Alabi…Live touch on canvas
BY TAJUDEEN SOWOLE
(First published September 23-29, 2007)
IT is not very clear how often artists, these days, engage in the traditional out door painting otherwise known as plein-air.
  Largely, as a result of the faster aid of photography, most artists take their references from pictures either taken by themselves or a second party who takes no credit for the final work.
  At the solo art exhibition of Dotun Alabi titled, Four Seasons and a Day, which opened at the Terra Kulture, Victoria Island, Lagos on September 8 through 13, viewers were taken aback at the painter’s ingenuity. And what a natural subject! Some serene environment such as Ado Ekiti, Ekiti State, Zaria and Lagos, were not left out of the artist’s creative probing, as the stinking Marina enjoyed a place.
  An aerial view of a quiet rural setting of Oke Ira in Ado Ekiti, was one of the puddings of Alabi's art brought to the table, to prove that plein-air, after all, is still worth the trouble.
  The misty hill in the horizon, a looming rock on the left and the green vegetation made colourful with some yellow touch on the right of the canvas are the nature’s offer to the settlers of the small town.
  Oke Ira, from the painter’s view, is buried several feet down the aforementioned scenery.
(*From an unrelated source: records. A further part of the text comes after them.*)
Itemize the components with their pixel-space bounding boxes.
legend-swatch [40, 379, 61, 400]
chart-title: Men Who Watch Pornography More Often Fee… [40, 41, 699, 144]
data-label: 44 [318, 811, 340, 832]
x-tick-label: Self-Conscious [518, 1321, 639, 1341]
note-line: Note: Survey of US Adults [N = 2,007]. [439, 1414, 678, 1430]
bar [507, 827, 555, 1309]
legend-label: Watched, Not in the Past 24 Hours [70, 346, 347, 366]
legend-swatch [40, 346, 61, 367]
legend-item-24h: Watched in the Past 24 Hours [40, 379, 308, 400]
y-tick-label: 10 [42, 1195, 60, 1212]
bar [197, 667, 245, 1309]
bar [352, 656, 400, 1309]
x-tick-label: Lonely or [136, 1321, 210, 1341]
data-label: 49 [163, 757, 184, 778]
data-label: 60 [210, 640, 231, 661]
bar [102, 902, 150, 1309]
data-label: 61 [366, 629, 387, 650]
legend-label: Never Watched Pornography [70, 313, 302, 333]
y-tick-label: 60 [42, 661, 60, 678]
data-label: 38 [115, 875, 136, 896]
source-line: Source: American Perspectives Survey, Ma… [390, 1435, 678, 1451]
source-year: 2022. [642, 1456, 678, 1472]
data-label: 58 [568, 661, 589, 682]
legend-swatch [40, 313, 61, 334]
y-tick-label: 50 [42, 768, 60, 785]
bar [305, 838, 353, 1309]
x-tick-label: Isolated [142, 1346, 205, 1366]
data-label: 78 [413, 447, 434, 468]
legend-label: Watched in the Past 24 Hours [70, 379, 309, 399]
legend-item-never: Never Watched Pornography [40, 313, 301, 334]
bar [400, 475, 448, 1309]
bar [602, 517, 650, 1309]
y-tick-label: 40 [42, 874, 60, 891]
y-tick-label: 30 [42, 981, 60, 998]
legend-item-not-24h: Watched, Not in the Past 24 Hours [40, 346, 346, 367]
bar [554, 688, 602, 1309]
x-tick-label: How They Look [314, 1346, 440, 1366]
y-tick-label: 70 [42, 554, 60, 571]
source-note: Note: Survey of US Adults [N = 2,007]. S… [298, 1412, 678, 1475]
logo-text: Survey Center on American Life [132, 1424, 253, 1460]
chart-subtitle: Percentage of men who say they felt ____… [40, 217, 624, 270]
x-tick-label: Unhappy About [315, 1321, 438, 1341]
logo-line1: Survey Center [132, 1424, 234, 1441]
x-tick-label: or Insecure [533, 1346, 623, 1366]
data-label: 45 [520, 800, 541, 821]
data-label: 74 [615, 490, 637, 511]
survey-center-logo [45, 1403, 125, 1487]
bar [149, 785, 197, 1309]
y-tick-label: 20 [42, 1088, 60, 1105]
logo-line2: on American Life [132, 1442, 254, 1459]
In fact, the rock on the left is so dangerously placed that its tilting suggests it could, in the next seconds, rise and crush the clusters of buildings sandwiched by the stretch of vegetation and hills.
  If the aerial view offers an impression that the area is just a hamlet, another work of the same location leads a viewer further into the settlement to achieve a close-up of some of the structures in this environment.
  Even at such a close-up, a stretch of kilometre ahead, bringing the distance hills into view, confirms that this must be a large settlement.
  The haste-like look of impressionistic form in these and others that the artist claims were done outdoor, further complements the live action feeling, making a viewer appreciate the works more. Scenery like this also reminds a visitor to the show how much has been lost in the quest to urbanise every innocent stretch of nature.
    Having gone through several experiments which he termed, ‘four seasons’, Alabi, however, finds a relief in a day. That reprieve, he discloses “is in plein-air.”
  Alabi started his four seasons sojourn in figural, abstract, as well as landscapes. The second season, as the exhibition revealed, was in aquatic pieces of surrealism, oil on canvas. One of such was Melodies of Love, a romance scene captured under the water with musical paraphernalia swimming round the couple.
  His focus at the relics of a nation with lack of family value forms part of Alabi’s “third season”, as he implores both the contemporary and traditional art forms here.
  From the fourth season comes another of his creative part in depth and lines. This, he says, is his attempt to combine lines and colours.
  But the search for the artist’s A Day’s interpretation brought out some exterior works done in palette knife and captured in Lagos.
  From the abandoned vessels on the coast line of Marina, Lagos Island, where street urchins (area boys) reign, to the chaotic Obalende environment and elite’s hide out, Polo Club, in that same Island, Alabi rediscovers how the artists of old used plein-air to communicate with nature.
  Alabi’s recent exhibitions were Seeds and Seasons, 2005, Keresimesi (Christmas), 2006 and Expressions 2006. He made his debut in 1997 in a group show, Facets, at the University of Lagos, Akoka, Lagos.